Education stands as one of the bedrocks of society. Specifically, it is the force that provides society with the basis for its development, gives society a base of able workers, and allows for proper political participation. It has been noted by many strategists and analysts that in order for individuals to advance economically, they need to be exposed to proper education. With this in mind, there is a major problem with education. Inequality is currently overrunning the system. Specifically, there are problems relating to race and to income. People of color and poor people are often abandoned when it comes to education, left to their own devices in schools that tend to fail to them. This is a major social condition issue. At current, the problem can be identified quantitatively by looking at the metrics. People of color and poor people are testing poorer, are graduating at lower rates, and are not able to access the opportunities that tend to go along with education. It is apparent that many of the bigger macroeconomic problems in the American economy—including unemployment, wealth inequality, and the like—are linked to inequality in education. This is why the problem has garnered interest and demanded action by the people who have the ability to fix the issue.
Given how complex this social problem happens to be, it is difficult to nail down a singular cause of the issue. In terms of the economic side of the issue, one can point to the fact that in communities with low incomes and lower wealth ratios, it is true that there is less of a tax base to provide the things that these young people need in their schools. In order to run effective schools, one needs the money to pay good teachers. One also needs the money to purchase computers and other technology that can allow students to develop the skills they need for the modern world. It is difficult to do this in a county where the tax base is not as good as in other counties. Specifically, this problem can be explained by the source of the funding for these schools. School funding often comes from the property taxes collected in the district. This means that in places where there are large portions of homeowners with nice, valuable homes, there is more money to be spent on schools. In places where poorer people live, home values have gone down, and on top of that, more people are apt to rent in these instances.
In terms of the origins of racial inequality in education, one would need to go back more than a hundred years. In the Antebellum period after slavery, freed men wanted their children to have the opportunity to learn. However, those with the power did not want to provide this, as they feared that they might lose control over the social norms of the time. With this in mind, there is a deeply embedded culture in many places that does not value public education because of the racial implications of this investment. More recently, problems have come with divestment from public schools by white flight. In the wake of the Supreme Court’s Brown ruling, schools were integrated throughout the South. Many parents responded by sending their children to segregation academies, which were set up in order to offer safe havens to white parents who did not want their kids to attend newly integrated schools (Figlio & Page, 2002). With this in mind, many of these schools have been abandoned, largely because the parents did not see the value of investing in schools through tax money when they were already paying for their own kids to go to school elsewhere.
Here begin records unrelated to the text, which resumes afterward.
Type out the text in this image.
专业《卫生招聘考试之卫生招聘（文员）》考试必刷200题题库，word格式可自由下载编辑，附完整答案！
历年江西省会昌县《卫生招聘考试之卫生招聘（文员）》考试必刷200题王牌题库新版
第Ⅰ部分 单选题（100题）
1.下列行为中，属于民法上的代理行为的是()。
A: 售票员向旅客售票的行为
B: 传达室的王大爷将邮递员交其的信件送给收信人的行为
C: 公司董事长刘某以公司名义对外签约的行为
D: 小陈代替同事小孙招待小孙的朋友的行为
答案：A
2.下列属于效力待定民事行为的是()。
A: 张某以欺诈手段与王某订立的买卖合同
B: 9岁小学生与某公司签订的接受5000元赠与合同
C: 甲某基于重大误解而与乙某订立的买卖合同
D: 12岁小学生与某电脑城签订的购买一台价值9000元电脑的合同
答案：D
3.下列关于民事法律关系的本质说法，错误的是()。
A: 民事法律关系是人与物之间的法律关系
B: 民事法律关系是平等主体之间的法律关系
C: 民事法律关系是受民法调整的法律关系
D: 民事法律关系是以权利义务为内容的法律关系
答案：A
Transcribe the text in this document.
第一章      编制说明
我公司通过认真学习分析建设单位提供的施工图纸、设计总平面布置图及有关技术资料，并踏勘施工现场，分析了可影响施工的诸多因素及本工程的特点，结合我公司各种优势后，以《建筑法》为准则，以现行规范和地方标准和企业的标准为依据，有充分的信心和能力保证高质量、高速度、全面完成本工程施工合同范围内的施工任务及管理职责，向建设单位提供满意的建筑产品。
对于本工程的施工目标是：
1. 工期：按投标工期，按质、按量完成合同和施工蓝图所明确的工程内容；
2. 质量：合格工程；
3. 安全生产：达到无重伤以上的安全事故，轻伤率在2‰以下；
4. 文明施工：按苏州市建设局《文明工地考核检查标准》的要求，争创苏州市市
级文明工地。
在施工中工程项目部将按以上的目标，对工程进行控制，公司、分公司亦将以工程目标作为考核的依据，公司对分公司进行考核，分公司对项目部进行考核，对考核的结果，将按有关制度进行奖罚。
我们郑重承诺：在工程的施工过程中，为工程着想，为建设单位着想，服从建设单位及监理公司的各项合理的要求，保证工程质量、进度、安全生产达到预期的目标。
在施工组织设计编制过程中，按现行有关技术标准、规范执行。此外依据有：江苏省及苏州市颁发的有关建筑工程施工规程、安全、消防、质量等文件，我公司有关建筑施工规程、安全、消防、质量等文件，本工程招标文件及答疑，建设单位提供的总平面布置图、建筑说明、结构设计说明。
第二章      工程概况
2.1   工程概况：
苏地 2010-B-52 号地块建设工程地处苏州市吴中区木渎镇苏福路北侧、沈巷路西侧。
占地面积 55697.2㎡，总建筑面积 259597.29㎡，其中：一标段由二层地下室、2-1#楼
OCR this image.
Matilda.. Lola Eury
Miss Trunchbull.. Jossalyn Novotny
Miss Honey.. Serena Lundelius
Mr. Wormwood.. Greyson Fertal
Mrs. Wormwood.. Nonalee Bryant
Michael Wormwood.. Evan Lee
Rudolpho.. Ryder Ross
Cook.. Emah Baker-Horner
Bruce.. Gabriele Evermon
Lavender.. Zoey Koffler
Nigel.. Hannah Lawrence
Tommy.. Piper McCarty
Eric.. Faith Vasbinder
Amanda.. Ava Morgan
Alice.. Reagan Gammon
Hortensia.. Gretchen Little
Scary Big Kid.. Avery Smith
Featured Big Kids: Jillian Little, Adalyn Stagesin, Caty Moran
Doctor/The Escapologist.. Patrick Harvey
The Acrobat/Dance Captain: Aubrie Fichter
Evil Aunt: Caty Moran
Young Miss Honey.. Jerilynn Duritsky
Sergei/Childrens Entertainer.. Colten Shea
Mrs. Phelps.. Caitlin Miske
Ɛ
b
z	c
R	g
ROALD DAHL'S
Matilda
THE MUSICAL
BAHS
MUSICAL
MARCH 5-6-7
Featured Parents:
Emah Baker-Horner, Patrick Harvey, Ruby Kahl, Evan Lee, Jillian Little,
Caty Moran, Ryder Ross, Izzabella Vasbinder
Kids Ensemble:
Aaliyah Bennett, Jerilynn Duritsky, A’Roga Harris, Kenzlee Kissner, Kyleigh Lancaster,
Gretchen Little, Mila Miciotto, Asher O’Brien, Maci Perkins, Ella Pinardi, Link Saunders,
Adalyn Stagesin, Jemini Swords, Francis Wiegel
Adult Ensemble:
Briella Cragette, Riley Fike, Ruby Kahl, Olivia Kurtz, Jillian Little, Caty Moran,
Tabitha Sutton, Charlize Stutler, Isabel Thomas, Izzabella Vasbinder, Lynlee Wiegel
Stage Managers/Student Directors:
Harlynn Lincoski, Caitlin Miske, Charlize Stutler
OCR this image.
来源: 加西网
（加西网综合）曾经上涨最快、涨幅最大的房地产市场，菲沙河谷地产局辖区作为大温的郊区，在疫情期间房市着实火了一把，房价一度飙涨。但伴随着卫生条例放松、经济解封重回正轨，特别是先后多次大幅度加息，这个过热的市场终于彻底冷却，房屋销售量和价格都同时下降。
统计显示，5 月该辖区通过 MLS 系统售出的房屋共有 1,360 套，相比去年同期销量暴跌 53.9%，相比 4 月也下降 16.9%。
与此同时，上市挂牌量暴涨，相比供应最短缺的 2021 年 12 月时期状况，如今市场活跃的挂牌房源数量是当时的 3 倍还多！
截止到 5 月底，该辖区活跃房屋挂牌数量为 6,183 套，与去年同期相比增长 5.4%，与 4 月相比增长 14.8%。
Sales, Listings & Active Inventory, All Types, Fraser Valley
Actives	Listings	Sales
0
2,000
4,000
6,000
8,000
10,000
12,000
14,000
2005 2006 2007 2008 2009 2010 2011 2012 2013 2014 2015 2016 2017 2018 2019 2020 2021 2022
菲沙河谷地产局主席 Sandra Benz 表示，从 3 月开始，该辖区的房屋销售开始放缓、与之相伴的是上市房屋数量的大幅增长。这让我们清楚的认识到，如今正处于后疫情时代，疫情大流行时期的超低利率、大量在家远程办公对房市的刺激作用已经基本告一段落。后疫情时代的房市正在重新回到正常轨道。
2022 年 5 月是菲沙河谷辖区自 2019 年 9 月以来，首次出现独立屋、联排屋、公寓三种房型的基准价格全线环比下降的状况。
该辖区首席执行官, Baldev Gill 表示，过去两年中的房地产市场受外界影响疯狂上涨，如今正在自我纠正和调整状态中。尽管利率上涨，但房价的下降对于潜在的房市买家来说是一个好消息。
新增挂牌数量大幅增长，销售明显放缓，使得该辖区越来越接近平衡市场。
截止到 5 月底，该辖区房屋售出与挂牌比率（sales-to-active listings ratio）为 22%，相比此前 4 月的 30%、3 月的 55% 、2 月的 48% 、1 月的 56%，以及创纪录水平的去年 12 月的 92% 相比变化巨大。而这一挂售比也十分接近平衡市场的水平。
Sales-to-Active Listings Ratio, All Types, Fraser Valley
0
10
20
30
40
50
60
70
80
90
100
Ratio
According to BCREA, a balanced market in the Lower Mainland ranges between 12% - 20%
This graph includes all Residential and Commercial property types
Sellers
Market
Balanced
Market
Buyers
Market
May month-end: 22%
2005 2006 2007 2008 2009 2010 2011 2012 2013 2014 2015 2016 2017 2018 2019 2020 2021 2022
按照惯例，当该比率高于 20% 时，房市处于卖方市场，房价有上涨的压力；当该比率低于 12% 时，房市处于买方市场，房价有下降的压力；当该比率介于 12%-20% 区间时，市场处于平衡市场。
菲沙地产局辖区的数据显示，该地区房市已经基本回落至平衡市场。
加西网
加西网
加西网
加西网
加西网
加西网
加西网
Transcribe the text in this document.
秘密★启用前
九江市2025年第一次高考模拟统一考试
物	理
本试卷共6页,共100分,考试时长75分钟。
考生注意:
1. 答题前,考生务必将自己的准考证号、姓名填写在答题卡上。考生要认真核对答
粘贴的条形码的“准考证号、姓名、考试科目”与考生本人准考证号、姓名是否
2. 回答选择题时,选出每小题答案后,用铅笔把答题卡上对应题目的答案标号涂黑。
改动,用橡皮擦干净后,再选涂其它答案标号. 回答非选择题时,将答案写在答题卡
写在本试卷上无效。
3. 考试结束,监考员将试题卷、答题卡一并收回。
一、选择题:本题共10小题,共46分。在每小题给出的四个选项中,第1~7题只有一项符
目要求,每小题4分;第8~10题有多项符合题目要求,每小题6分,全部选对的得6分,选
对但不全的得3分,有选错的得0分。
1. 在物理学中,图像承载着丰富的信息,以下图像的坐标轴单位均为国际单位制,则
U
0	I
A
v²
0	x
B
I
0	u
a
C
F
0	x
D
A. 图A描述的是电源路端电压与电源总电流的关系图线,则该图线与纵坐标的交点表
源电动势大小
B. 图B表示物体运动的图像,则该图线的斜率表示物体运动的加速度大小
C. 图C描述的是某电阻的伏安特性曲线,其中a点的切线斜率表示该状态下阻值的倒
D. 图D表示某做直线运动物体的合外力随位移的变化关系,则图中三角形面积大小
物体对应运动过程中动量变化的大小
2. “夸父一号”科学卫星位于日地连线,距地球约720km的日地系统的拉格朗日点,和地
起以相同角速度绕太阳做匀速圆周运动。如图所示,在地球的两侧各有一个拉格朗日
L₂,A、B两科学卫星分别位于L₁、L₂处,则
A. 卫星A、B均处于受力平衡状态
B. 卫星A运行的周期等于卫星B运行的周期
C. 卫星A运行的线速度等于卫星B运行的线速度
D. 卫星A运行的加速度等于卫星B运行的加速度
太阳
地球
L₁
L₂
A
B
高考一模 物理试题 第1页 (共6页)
There has been many potential approaches to fixing the problem. Some have proposed school vouchers, which would give certain students a chance to leave public schools and attend private schools on government money (Orfield & Frankenberg, 2013). However, this solution tends to only leave public schools worse off, taking public money and funneling it to private schools and religious schools (Figlio & Page, 2002). In addition, some have suggested further investments from the federal government. The federal government has been more willing to invest money in certain innovative programs, encouraging schools to innovate. These programs have been better received, since they utilize much more public money in order to invest in young people. In addition, there have been private efforts to improve education. Specifically, programs like Teach For America have helped to put good, interested teachers in areas where it has traditionally been hard to get good teachers going. These efforts have been successful, but as with most non-profits, the ability to have a strong impact is somewhat limited.
This problem will continue to be an issue in the future. The reason for this is because the problem is quite large, and it implicates many different public biases. To eradicate this issue would require society to grapple with its issues of racism. To grapple with these issues would require there to be some movement among people who are not currently interested in investing public money in poor individuals. Simply put, there are many barriers, and there does not appear to be the political will in the current environment to change these things. Even though the Democratic Party has made it a priority to invest in public education, there is much push-back at the local and state levels of many states. With large numbers of states falling into the local control of conservative lawmakers, it appears that these problems will continue and potentially get worse in some of these areas, especially as things like school vouchers take hold.
- Figlio, D. N., & Page, M. E. (2002). School choice and the distributional effects of ability tracking: does separation increase inequality?. Journal of Urban Economics, 51(3), 497-514.
- Orfield, G., & Frankenberg, E. (2013). Educational delusions?: Why choice can deepen inequality and how to make schools fair. Univ of California Press.